The days of the dictator Augusto Pinochet seem like ancient history to the young Chileans who live in Santiago’s new condominiums and shop in the capital’s upscale malls.
The country is an economic success story and its president for the past four years, Michelle Bachelet, has represented an unmistakable change: this traditionally conservative nation has been led by a woman who is a socialist, a medical doctor, a single mother, and a professed agnostic.
Chilean friends are quick to remind me that the Catholic Church remains a power to be reckoned with here, and that some 60 percent of Chileans claim to be Catholic. Yet as one young woman told me with just a hint of hyperbole, “People are leaving the Catholic Church every day.” Why this migration from the ancestral faith?
In Europe, people leave the church to become practical atheists in a pervasively secular society, but in Chile and other parts of Latin America, people seem to walk away not because they can no longer pray the Creed or because they find organized religion irrelevant, but because they discover a new church they hope will understand them, one that will treat them as adults in the twenty-first century. They know the church of Rome has been an important part of their country's history, but it seems to be the church of their grandparents, and one that no longer compels their loyalty.
Of course, it has not helped that Chile, like a growing number of countries, has suffered recent clerical scandals. But such falls from grace are not the real reason for most defections. Rather, there is a move away from an institution that appears hidebound and legalistic, fastidiously subservient to Rome but out of touch with a society full of new possibilities and challenges. Where is Chile moving religiously?
Chile remains a deeply spiritual country. It is full of “sanctuaries” and churches. On a high hill overlooking Santiago is a large, rather beautiful statue of Mary honoring her Immaculate Conception. It can be seen from every part of the city. In the huge cathedral, many enter to adore the Eucharist or to meditate quietly in the Marian chapel. Streets are named for bishops, towns for saints. The most beautiful lake in a country of beautiful lakes was discovered on All Saints Day and is called Todos los Santos. And Chileans are proud of their recently canonized saints: Teresa de los Andes, a young Carmelite nun, and Padre Hurtado, a well-known Jesuit activist.

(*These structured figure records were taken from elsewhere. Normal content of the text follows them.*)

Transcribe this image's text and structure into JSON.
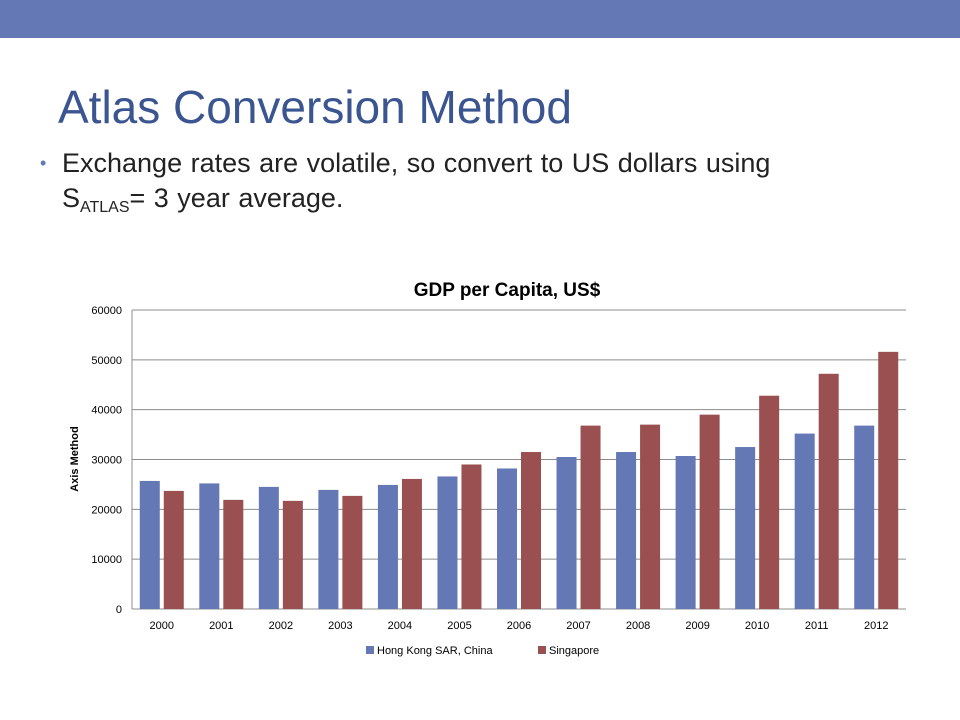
{
  "slide": {
    "title": "Atlas Conversion Method",
    "bullet": {
      "text_before": "Exchange rates are volatile, so convert to US dollars using S",
      "subscript": "ATLAS",
      "text_after": "= 3 year average."
    },
    "accent_color": "#6378b5",
    "title_color": "#3a5590"
  },
  "chart_data": {
    "type": "bar",
    "title": "GDP per Capita, US$",
    "xlabel": "",
    "ylabel": "Axis Method",
    "ylim": [
      0,
      60000
    ],
    "yticks": [
      0,
      10000,
      20000,
      30000,
      40000,
      50000,
      60000
    ],
    "grid": true,
    "legend_position": "bottom",
    "categories": [
      "2000",
      "2001",
      "2002",
      "2003",
      "2004",
      "2005",
      "2006",
      "2007",
      "2008",
      "2009",
      "2010",
      "2011",
      "2012"
    ],
    "series": [
      {
        "name": "Hong Kong SAR, China",
        "color": "#6378b5",
        "values": [
          25700,
          25200,
          24500,
          23900,
          24900,
          26600,
          28200,
          30500,
          31500,
          30700,
          32500,
          35200,
          36800
        ]
      },
      {
        "name": "Singapore",
        "color": "#9a4f50",
        "values": [
          23700,
          21900,
          21700,
          22700,
          26100,
          29000,
          31500,
          36800,
          37000,
          39000,
          42800,
          47200,
          51600
        ]
      }
    ]
  }
}
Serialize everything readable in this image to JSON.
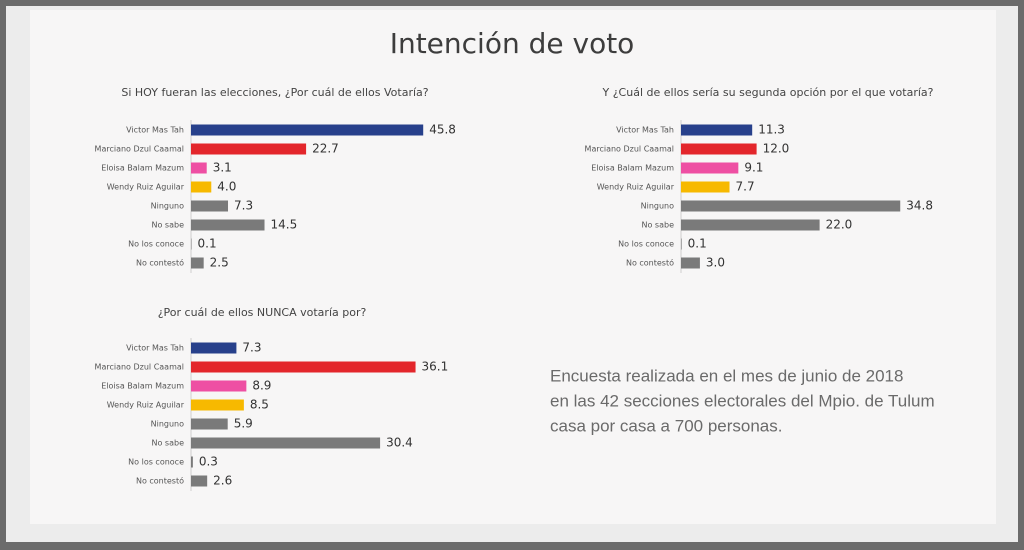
{
  "title": "Intención de voto",
  "note": [
    "Encuesta realizada en el mes de junio de 2018",
    "en las 42 secciones electorales del Mpio. de Tulum",
    "casa por casa a 700 personas."
  ],
  "chart_data": [
    {
      "type": "bar",
      "title": "Si HOY fueran las elecciones, ¿Por cuál de ellos Votaría?",
      "categories": [
        "Victor Mas Tah",
        "Marciano Dzul Caamal",
        "Eloisa Balam Mazum",
        "Wendy Ruiz Aguilar",
        "Ninguno",
        "No sabe",
        "No los conoce",
        "No contestó"
      ],
      "values": [
        45.8,
        22.7,
        3.1,
        4.0,
        7.3,
        14.5,
        0.1,
        2.5
      ],
      "value_labels": [
        "45.8",
        "22.7",
        "3.1",
        "4.0",
        "7.3",
        "14.5",
        "0.1",
        "2.5"
      ],
      "colors": [
        "#27408b",
        "#e3262b",
        "#ee4fa3",
        "#f7b900",
        "#7a7a7a",
        "#7a7a7a",
        "#7a7a7a",
        "#7a7a7a"
      ]
    },
    {
      "type": "bar",
      "title": "Y ¿Cuál de ellos sería su segunda opción por el que votaría?",
      "categories": [
        "Victor Mas Tah",
        "Marciano Dzul Caamal",
        "Eloisa Balam Mazum",
        "Wendy Ruiz Aguilar",
        "Ninguno",
        "No sabe",
        "No los conoce",
        "No contestó"
      ],
      "values": [
        11.3,
        12.0,
        9.1,
        7.7,
        34.8,
        22.0,
        0.1,
        3.0
      ],
      "value_labels": [
        "11.3",
        "12.0",
        "9.1",
        "7.7",
        "34.8",
        "22.0",
        "0.1",
        "3.0"
      ],
      "colors": [
        "#27408b",
        "#e3262b",
        "#ee4fa3",
        "#f7b900",
        "#7a7a7a",
        "#7a7a7a",
        "#7a7a7a",
        "#7a7a7a"
      ]
    },
    {
      "type": "bar",
      "title": "¿Por cuál de ellos  NUNCA votaría por?",
      "categories": [
        "Victor Mas Tah",
        "Marciano Dzul Caamal",
        "Eloisa Balam Mazum",
        "Wendy Ruiz Aguilar",
        "Ninguno",
        "No sabe",
        "No los conoce",
        "No contestó"
      ],
      "values": [
        7.3,
        36.1,
        8.9,
        8.5,
        5.9,
        30.4,
        0.3,
        2.6
      ],
      "value_labels": [
        "7.3",
        "36.1",
        "8.9",
        "8.5",
        "5.9",
        "30.4",
        "0.3",
        "2.6"
      ],
      "colors": [
        "#27408b",
        "#e3262b",
        "#ee4fa3",
        "#f7b900",
        "#7a7a7a",
        "#7a7a7a",
        "#7a7a7a",
        "#7a7a7a"
      ]
    }
  ]
}
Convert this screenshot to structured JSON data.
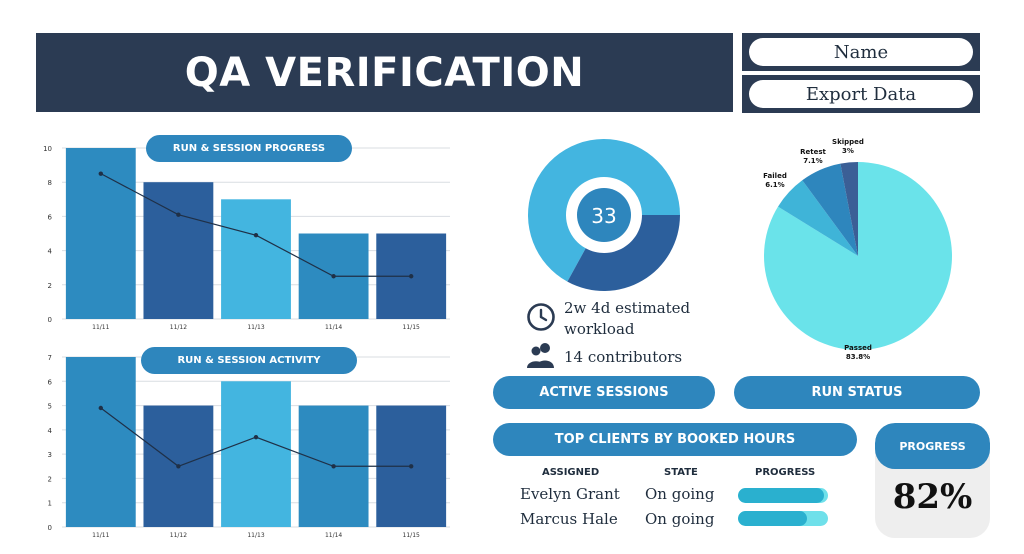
{
  "header": {
    "title": "QA VERIFICATION"
  },
  "side_buttons": {
    "name": "Name",
    "export": "Export Data"
  },
  "colors": {
    "navy": "#2b3b53",
    "pill_blue": "#2e86bd",
    "bar_a": "#2d8bc0",
    "bar_b": "#2c5f9c",
    "bar_c": "#43b5e0",
    "pie_passed": "#6ae3ea"
  },
  "icons": {
    "clock": "clock-icon",
    "people": "people-icon"
  },
  "summary": {
    "donut_value": "33",
    "workload_line1": "2w 4d estimated",
    "workload_line2": "workload",
    "contributors": "14 contributors"
  },
  "buttons": {
    "active_sessions": "ACTIVE SESSIONS",
    "run_status": "RUN STATUS",
    "top_clients": "TOP CLIENTS BY BOOKED HOURS"
  },
  "table": {
    "headers": [
      "ASSIGNED",
      "STATE",
      "PROGRESS"
    ],
    "rows": [
      {
        "assigned": "Evelyn Grant",
        "state": "On going",
        "progress": 0.96
      },
      {
        "assigned": "Marcus Hale",
        "state": "On going",
        "progress": 0.77
      }
    ]
  },
  "progress_card": {
    "label": "PROGRESS",
    "value": "82%"
  },
  "chart_data": [
    {
      "type": "bar",
      "title": "RUN & SESSION PROGRESS",
      "categories": [
        "11/11",
        "11/12",
        "11/13",
        "11/14",
        "11/15"
      ],
      "series": [
        {
          "type": "bar",
          "values": [
            10,
            8,
            7,
            5,
            5
          ]
        },
        {
          "type": "line",
          "values": [
            8.5,
            6.1,
            4.9,
            2.5,
            2.5
          ]
        }
      ],
      "ylim": [
        0,
        10
      ],
      "yticks": [
        0,
        2,
        4,
        6,
        8,
        10
      ],
      "grid": true
    },
    {
      "type": "bar",
      "title": "RUN & SESSION ACTIVITY",
      "categories": [
        "11/11",
        "11/12",
        "11/13",
        "11/14",
        "11/15"
      ],
      "series": [
        {
          "type": "bar",
          "values": [
            7,
            5,
            6,
            5,
            5
          ]
        },
        {
          "type": "line",
          "values": [
            4.9,
            2.5,
            3.7,
            2.5,
            2.5
          ]
        }
      ],
      "ylim": [
        0,
        7
      ],
      "yticks": [
        0,
        1,
        2,
        3,
        4,
        5,
        6,
        7
      ],
      "grid": true
    },
    {
      "type": "pie",
      "variant": "donut",
      "values": [
        67,
        33
      ],
      "center_label": "33"
    },
    {
      "type": "pie",
      "slices": [
        {
          "label": "Passed",
          "value": 83.8,
          "display": "83.8%"
        },
        {
          "label": "Failed",
          "value": 6.1,
          "display": "6.1%"
        },
        {
          "label": "Retest",
          "value": 7.1,
          "display": "7.1%"
        },
        {
          "label": "Skipped",
          "value": 3,
          "display": "3%"
        }
      ]
    }
  ]
}
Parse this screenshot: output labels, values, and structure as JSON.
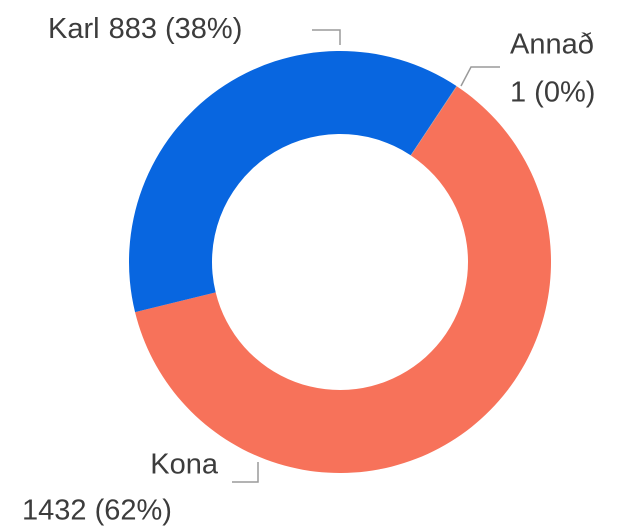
{
  "chart_data": {
    "type": "donut",
    "categories": [
      "Annað",
      "Kona",
      "Karl"
    ],
    "values": [
      1,
      1432,
      883
    ],
    "value_labels": [
      "1 (0%)",
      "1432 (62%)",
      "883 (38%)"
    ],
    "colors": [
      "#9e9e9e",
      "#f7725a",
      "#0866e0"
    ]
  }
}
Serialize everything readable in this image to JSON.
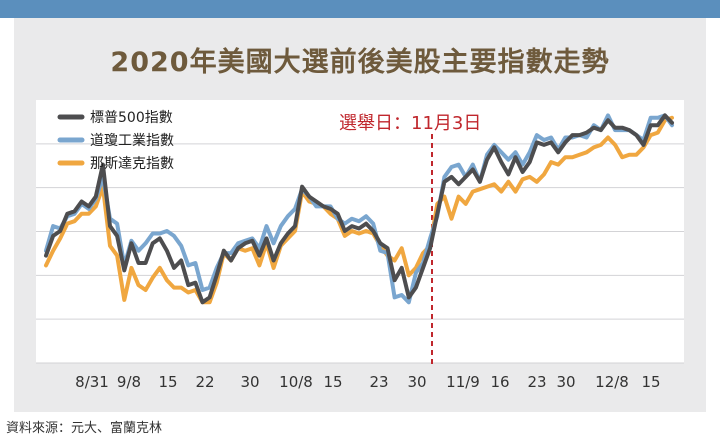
{
  "title": "2020年美國大選前後美股主要指數走勢",
  "source": "資料來源：元大、富蘭克林",
  "annotation": "選舉日：11月3日",
  "colors": {
    "sp500": "#4d4d4f",
    "dow": "#7aa6cf",
    "nasdaq": "#f0a740",
    "annotation": "#c0272d",
    "title": "#6e5a3c"
  },
  "chart_data": {
    "type": "line",
    "title": "2020年美國大選前後美股主要指數走勢",
    "x_tick_labels": [
      "8/31",
      "9/8",
      "15",
      "22",
      "30",
      "10/8",
      "15",
      "23",
      "30",
      "11/9",
      "16",
      "23",
      "30",
      "12/8",
      "15"
    ],
    "event_marker": {
      "label": "選舉日：11月3日",
      "date": "11/3"
    },
    "legend_position": "top-left",
    "grid": "horizontal",
    "series": [
      {
        "name": "標普500指數",
        "color": "#4d4d4f",
        "values": [
          40,
          48,
          50,
          57,
          58,
          62,
          60,
          64,
          77,
          52,
          48,
          34,
          45,
          37,
          37,
          45,
          47,
          42,
          35,
          38,
          28,
          29,
          21,
          23,
          32,
          42,
          38,
          43,
          45,
          46,
          40,
          47,
          38,
          45,
          49,
          52,
          68,
          64,
          62,
          60,
          59,
          57,
          50,
          52,
          51,
          53,
          50,
          45,
          43,
          30,
          35,
          23,
          27,
          35,
          43,
          57,
          70,
          72,
          69,
          72,
          75,
          70,
          79,
          84,
          78,
          73,
          80,
          74,
          78,
          86,
          85,
          86,
          82,
          86,
          89,
          89,
          90,
          92,
          91,
          95,
          92,
          92,
          91,
          89,
          85,
          93,
          93,
          97,
          94
        ]
      },
      {
        "name": "道瓊工業指數",
        "color": "#7aa6cf",
        "values": [
          42,
          52,
          51,
          56,
          57,
          61,
          59,
          63,
          72,
          55,
          53,
          36,
          46,
          42,
          45,
          49,
          49,
          50,
          48,
          44,
          36,
          37,
          26,
          27,
          35,
          41,
          41,
          45,
          46,
          47,
          43,
          52,
          45,
          52,
          56,
          59,
          67,
          64,
          60,
          60,
          60,
          55,
          53,
          55,
          54,
          56,
          53,
          42,
          41,
          23,
          24,
          21,
          33,
          37,
          47,
          56,
          72,
          76,
          77,
          72,
          77,
          70,
          81,
          85,
          82,
          79,
          82,
          77,
          82,
          89,
          87,
          88,
          83,
          88,
          88,
          89,
          88,
          93,
          91,
          97,
          91,
          91,
          91,
          89,
          87,
          96,
          96,
          97,
          93
        ]
      },
      {
        "name": "那斯達克指數",
        "color": "#f0a740",
        "values": [
          36,
          42,
          47,
          53,
          54,
          57,
          57,
          60,
          68,
          44,
          40,
          22,
          35,
          28,
          26,
          31,
          35,
          30,
          27,
          27,
          25,
          26,
          21,
          21,
          29,
          41,
          38,
          43,
          42,
          43,
          36,
          45,
          35,
          44,
          47,
          50,
          66,
          62,
          61,
          60,
          57,
          55,
          48,
          50,
          49,
          50,
          49,
          44,
          40,
          38,
          43,
          32,
          35,
          41,
          44,
          61,
          64,
          55,
          64,
          61,
          66,
          67,
          68,
          69,
          66,
          70,
          66,
          71,
          72,
          70,
          73,
          78,
          77,
          80,
          80,
          81,
          82,
          84,
          85,
          88,
          85,
          80,
          81,
          81,
          84,
          89,
          90,
          95,
          96
        ]
      }
    ]
  }
}
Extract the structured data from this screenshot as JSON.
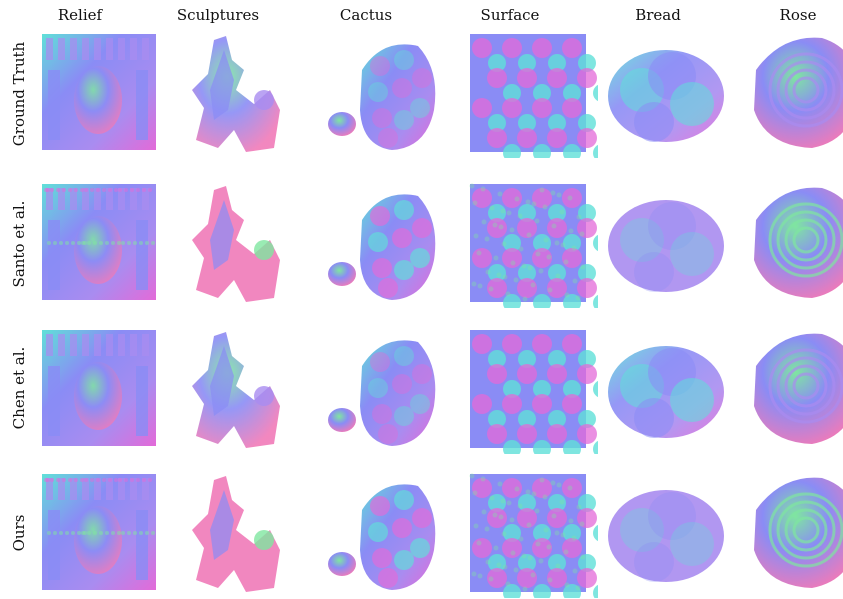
{
  "columns": [
    "Relief",
    "Sculptures",
    "Cactus",
    "Surface",
    "Bread",
    "Rose"
  ],
  "rows": [
    "Ground Truth",
    "Santo et al.",
    "Chen et al.",
    "Ours"
  ],
  "colors": {
    "normal_blue": "#8a8cf5",
    "normal_cyan": "#5fe0d8",
    "normal_magenta": "#e36ad8",
    "normal_green": "#7fe6a0",
    "normal_pink": "#f07ab8",
    "normal_violet": "#a98cf0"
  }
}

But new religions that have no use for Catholic saints have arrived and are flourishing. They offer a new religious identity and a fresh spirituality. One is the Church of Jesus Christ of Latter-day Saints. I recently met Filipe, a second-generation Mormon who is in charge of various Mormon properties in Chile. He claims there are more than four hundred thousand Mormons in the country, a substantial minority in a population of 16 million. When he found that I did not own the Book of Mormon, he insisted on giving me a deluxe leather-bound edition.
Other nineteenth-century U.S. religious groups are growing as well: Jehovah’s Witnesses, Seventh-day Adventists, Assembly of God, etc. For many years, Catholic leaders have lamented this hemorrhaging of Catholics to the “sects,” and assumed that these converts were poor, uneducated people with only a foggy notion of Catholicism. The problem, they said, was a lack of good catechesis.
But in Chile today, with its growing middle class, the Catholic Church has another challenge. There is a need for clergy who are at least as well-educated and sophisticated as the laity they serve, and preachers who are prepared to give intelligent, nourishing homilies that bring the gospel into contact with the realities of everyday life. The sentimental pieties and moralisms of the 1950s no longer appeal to young Chileans.
That is not to say the “new religions” appeal because they are easy. They demand a moral conversion (no adultery, no drinking, etc.). Usually fundamentalist, they seem quite lacking in biblical nuance and subtlety. But their preachers speak with conviction and excitement, and they convey a joyful missionary zeal that few Chileans associate with the Catholic clergy. Their pastors seem close to the people whom they both welcome and engage.
So, from the deserts of the north, to vibrant Santiago, to Puerto Montt and the mountains and glaciers of the south, this extended, beautiful country awaits a Catholic revival. The old church has great treasures to be shared. But it needs bishops, priests, and laity who are not chained to old traditions, people animated with the fire of the early missionaries. Otherwise, before too many years go by, the Catholic Church in Chile may find itself just another minority religion.